House of Representatives

New Business Tax System (Simplified Tax System) Bill 2000

Second Reading Speech

Mr HOCKEY (North Sydney - Minister for Financial Services and Regulation)

I move:

That the bill be now read a second time.

This bill inserts a new division in the Income Tax Assessment Act 1997 to introduce the simplified tax system (STS).

The simplified tax system is an optional package for small businesses. It will deliver a number of benefits, reducing the time and money that participating small businesses need to spend on bookkeeping and income tax compliance, as well as retaining their access to generous rates of depreciation.

The simplified tax system is based on the recommendations of the Ralph Review of Business Taxation. Consistent with those recommendations, most businesses with an average annual turnover of less than $1 million will be eligible to join.

The simplified tax system has three key elements.

The first element is cash accounting. Under this method of calculating taxable income, businesses will, in general, recognise income when it is received and deductions when expenses are paid.

The second element is simplified depreciation. Assets costing less than $1,000 are immediately deductible. Assets costing $1,000 or more and with effective lives of less than 25 years are pooled and written off at 30 per cent per year. Assets costing $1,000 or more and with effective lives of 25 years or more are pooled and written off at five per cent per year. The use of pools removes the need to keep detailed asset schedules.

The third element is simplified trading stock. Under the trading stock provisions, simplified tax system taxpayers will no longer have to account for changes in trading stock of less than $5,000.

The bill also incorporates a new 12-month rule for determining deductions in respect of prepaid expenditure for simplified tax system taxpayers and individual taxpayers incurring deductible non-business expenditure.

Small business taxpayers who do not enter the simplified tax system and non-individuals who incur deductible non-business expenditure will apportion their prepayment deductions over the eligible service period. These taxpayers will have access to transitional provisions to phase in this apportionment of deductions over the period to 2002-03.

The simplified tax system and prepayments measures included in this bill will apply to assessments for income years commencing on or after 1 July 2001.

The government has been consulting with small business representatives since its announcement of the simplified tax system on 21 September 1999. The government released the exposure draft legislation for the STS in October this year for public comment.

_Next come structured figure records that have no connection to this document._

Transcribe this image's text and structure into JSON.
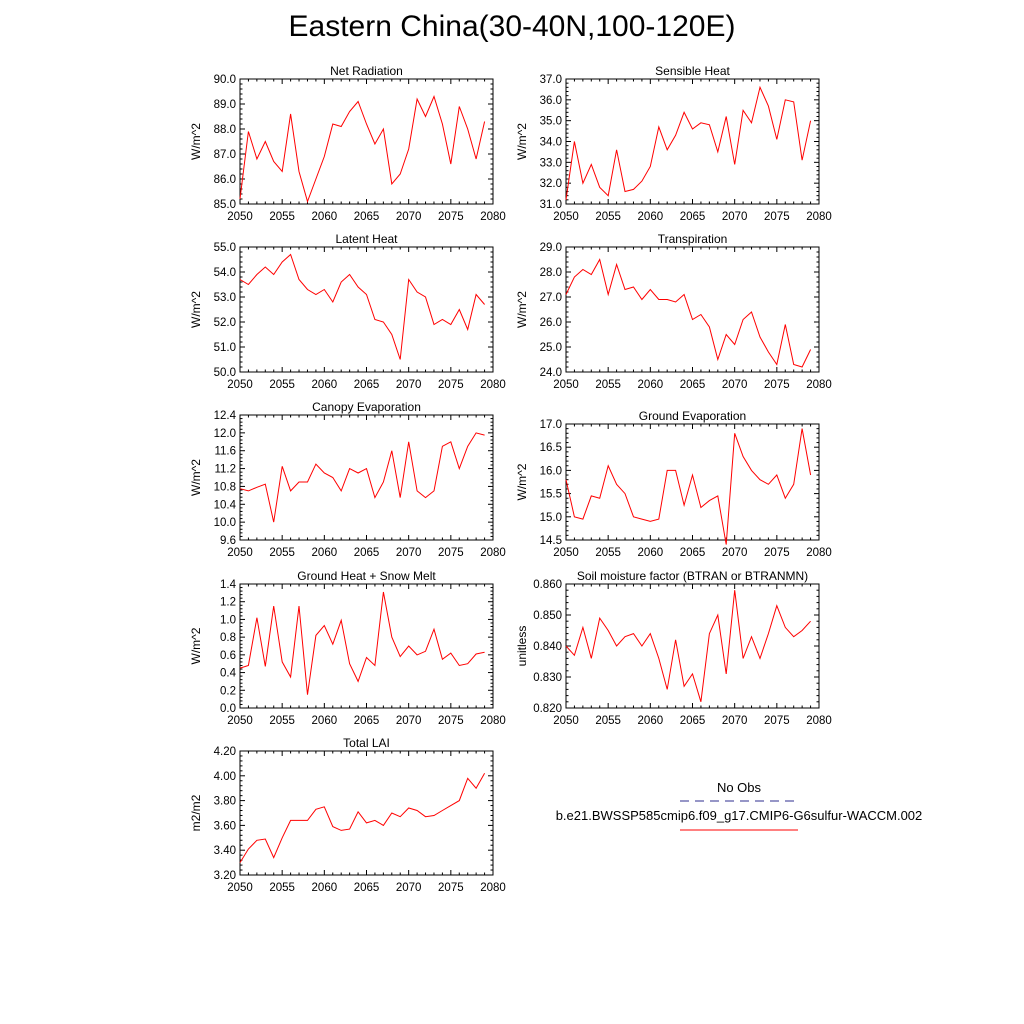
{
  "title": "Eastern China(30-40N,100-120E)",
  "colors": {
    "series": "#ff0000",
    "obs": "#2e2e8f",
    "frame": "#000000"
  },
  "x_years": [
    2050,
    2051,
    2052,
    2053,
    2054,
    2055,
    2056,
    2057,
    2058,
    2059,
    2060,
    2061,
    2062,
    2063,
    2064,
    2065,
    2066,
    2067,
    2068,
    2069,
    2070,
    2071,
    2072,
    2073,
    2074,
    2075,
    2076,
    2077,
    2078,
    2079
  ],
  "xlim": [
    2050,
    2080
  ],
  "xticks": [
    2050,
    2055,
    2060,
    2065,
    2070,
    2075,
    2080
  ],
  "legend": {
    "entries": [
      {
        "label": "No Obs",
        "style": "dashed",
        "color": "#2e2e8f"
      },
      {
        "label": "b.e21.BWSSP585cmip6.f09_g17.CMIP6-G6sulfur-WACCM.002",
        "style": "solid",
        "color": "#ff0000"
      }
    ]
  },
  "chart_data": [
    {
      "type": "line",
      "title": "Net Radiation",
      "ylabel": "W/m^2",
      "ylim": [
        85.0,
        90.0
      ],
      "yticks": [
        "85.0",
        "86.0",
        "87.0",
        "88.0",
        "89.0",
        "90.0"
      ],
      "values": [
        85.2,
        87.9,
        86.8,
        87.5,
        86.7,
        86.3,
        88.6,
        86.3,
        85.1,
        86.0,
        86.9,
        88.2,
        88.1,
        88.7,
        89.1,
        88.2,
        87.4,
        88.0,
        85.8,
        86.2,
        87.2,
        89.2,
        88.5,
        89.3,
        88.2,
        86.6,
        88.9,
        88.0,
        86.8,
        88.3
      ]
    },
    {
      "type": "line",
      "title": "Sensible Heat",
      "ylabel": "W/m^2",
      "ylim": [
        31.0,
        37.0
      ],
      "yticks": [
        "31.0",
        "32.0",
        "33.0",
        "34.0",
        "35.0",
        "36.0",
        "37.0"
      ],
      "values": [
        31.2,
        34.0,
        32.0,
        32.9,
        31.8,
        31.4,
        33.6,
        31.6,
        31.7,
        32.1,
        32.8,
        34.7,
        33.6,
        34.3,
        35.4,
        34.6,
        34.9,
        34.8,
        33.5,
        35.2,
        32.9,
        35.5,
        34.9,
        36.6,
        35.7,
        34.1,
        36.0,
        35.9,
        33.1,
        35.0
      ]
    },
    {
      "type": "line",
      "title": "Latent Heat",
      "ylabel": "W/m^2",
      "ylim": [
        50.0,
        55.0
      ],
      "yticks": [
        "50.0",
        "51.0",
        "52.0",
        "53.0",
        "54.0",
        "55.0"
      ],
      "values": [
        53.7,
        53.5,
        53.9,
        54.2,
        53.9,
        54.4,
        54.7,
        53.7,
        53.3,
        53.1,
        53.3,
        52.8,
        53.6,
        53.9,
        53.4,
        53.1,
        52.1,
        52.0,
        51.5,
        50.5,
        53.7,
        53.2,
        53.0,
        51.9,
        52.1,
        51.9,
        52.5,
        51.7,
        53.1,
        52.7
      ]
    },
    {
      "type": "line",
      "title": "Transpiration",
      "ylabel": "W/m^2",
      "ylim": [
        24.0,
        29.0
      ],
      "yticks": [
        "24.0",
        "25.0",
        "26.0",
        "27.0",
        "28.0",
        "29.0"
      ],
      "values": [
        27.1,
        27.8,
        28.1,
        27.9,
        28.5,
        27.1,
        28.3,
        27.3,
        27.4,
        26.9,
        27.3,
        26.9,
        26.9,
        26.8,
        27.1,
        26.1,
        26.3,
        25.8,
        24.5,
        25.5,
        25.1,
        26.1,
        26.4,
        25.4,
        24.8,
        24.3,
        25.9,
        24.3,
        24.2,
        24.9
      ]
    },
    {
      "type": "line",
      "title": "Canopy Evaporation",
      "ylabel": "W/m^2",
      "ylim": [
        9.6,
        12.4
      ],
      "yticks": [
        "9.6",
        "10.0",
        "10.4",
        "10.8",
        "11.2",
        "11.6",
        "12.0",
        "12.4"
      ],
      "values": [
        10.75,
        10.7,
        10.78,
        10.85,
        10.0,
        11.25,
        10.7,
        10.9,
        10.9,
        11.3,
        11.1,
        11.0,
        10.7,
        11.2,
        11.1,
        11.2,
        10.55,
        10.9,
        11.6,
        10.55,
        11.8,
        10.7,
        10.55,
        10.7,
        11.7,
        11.8,
        11.2,
        11.7,
        12.0,
        11.95
      ]
    },
    {
      "type": "line",
      "title": "Ground Evaporation",
      "ylabel": "W/m^2",
      "ylim": [
        14.5,
        17.0
      ],
      "yticks": [
        "14.5",
        "15.0",
        "15.5",
        "16.0",
        "16.5",
        "17.0"
      ],
      "values": [
        15.8,
        15.0,
        14.95,
        15.45,
        15.4,
        16.1,
        15.7,
        15.5,
        15.0,
        14.95,
        14.9,
        14.95,
        16.0,
        16.0,
        15.25,
        15.9,
        15.2,
        15.35,
        15.45,
        14.4,
        16.8,
        16.3,
        16.0,
        15.8,
        15.7,
        15.9,
        15.4,
        15.7,
        16.9,
        15.9
      ]
    },
    {
      "type": "line",
      "title": "Ground Heat + Snow Melt",
      "ylabel": "W/m^2",
      "ylim": [
        0.0,
        1.4
      ],
      "yticks": [
        "0.0",
        "0.2",
        "0.4",
        "0.6",
        "0.8",
        "1.0",
        "1.2",
        "1.4"
      ],
      "values": [
        0.45,
        0.48,
        1.02,
        0.47,
        1.15,
        0.52,
        0.35,
        1.15,
        0.15,
        0.82,
        0.93,
        0.72,
        0.99,
        0.5,
        0.3,
        0.57,
        0.48,
        1.31,
        0.8,
        0.58,
        0.7,
        0.6,
        0.64,
        0.89,
        0.55,
        0.62,
        0.48,
        0.5,
        0.61,
        0.63
      ]
    },
    {
      "type": "line",
      "title": "Soil moisture factor (BTRAN or BTRANMN)",
      "ylabel": "unitless",
      "ylim": [
        0.82,
        0.86
      ],
      "yticks": [
        "0.820",
        "0.830",
        "0.840",
        "0.850",
        "0.860"
      ],
      "values": [
        0.84,
        0.837,
        0.846,
        0.836,
        0.849,
        0.845,
        0.84,
        0.843,
        0.844,
        0.84,
        0.844,
        0.836,
        0.826,
        0.842,
        0.827,
        0.831,
        0.822,
        0.844,
        0.85,
        0.831,
        0.858,
        0.836,
        0.843,
        0.836,
        0.844,
        0.853,
        0.846,
        0.843,
        0.845,
        0.848
      ]
    },
    {
      "type": "line",
      "title": "Total LAI",
      "ylabel": "m2/m2",
      "ylim": [
        3.2,
        4.2
      ],
      "yticks": [
        "3.20",
        "3.40",
        "3.60",
        "3.80",
        "4.00",
        "4.20"
      ],
      "values": [
        3.3,
        3.41,
        3.48,
        3.49,
        3.34,
        3.5,
        3.64,
        3.64,
        3.64,
        3.73,
        3.75,
        3.59,
        3.56,
        3.57,
        3.71,
        3.62,
        3.64,
        3.6,
        3.7,
        3.67,
        3.74,
        3.72,
        3.67,
        3.68,
        3.72,
        3.76,
        3.8,
        3.98,
        3.9,
        4.02
      ]
    }
  ]
}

As a result of further consultation and submissions received in response to the exposure draft legislation for the simplified tax system, the government has decided to improve certain provisions of the simplified tax system bill including:

increasing the depreciating assets threshold for eligible businesses from $2 million to $3 million;
removing the requirement to account for the change in value of trading stock on a cash basis; and
relaxing the control tests to avoid inadvertent grouping.

The government considers that the consultations with small business representatives have been a very positive and important part of the development of the simplified tax system. I would like to thank those involved in that extensive process for their efforts.

The government will soon be releasing for public comment the exposure draft legislation for the uniform capital allowances system, which also starts from 1 July 2001. It will contain some concepts and definitions used in the simplified tax system.

Full details of the measures in the New Business Tax System (Simplified Tax System) Bill 2000 are provided in the explanatory memorandum, which I commend to the House-it is an excellent read. I commend the bill.

Debate (on motion by Mr Stephen Smith) adjourned.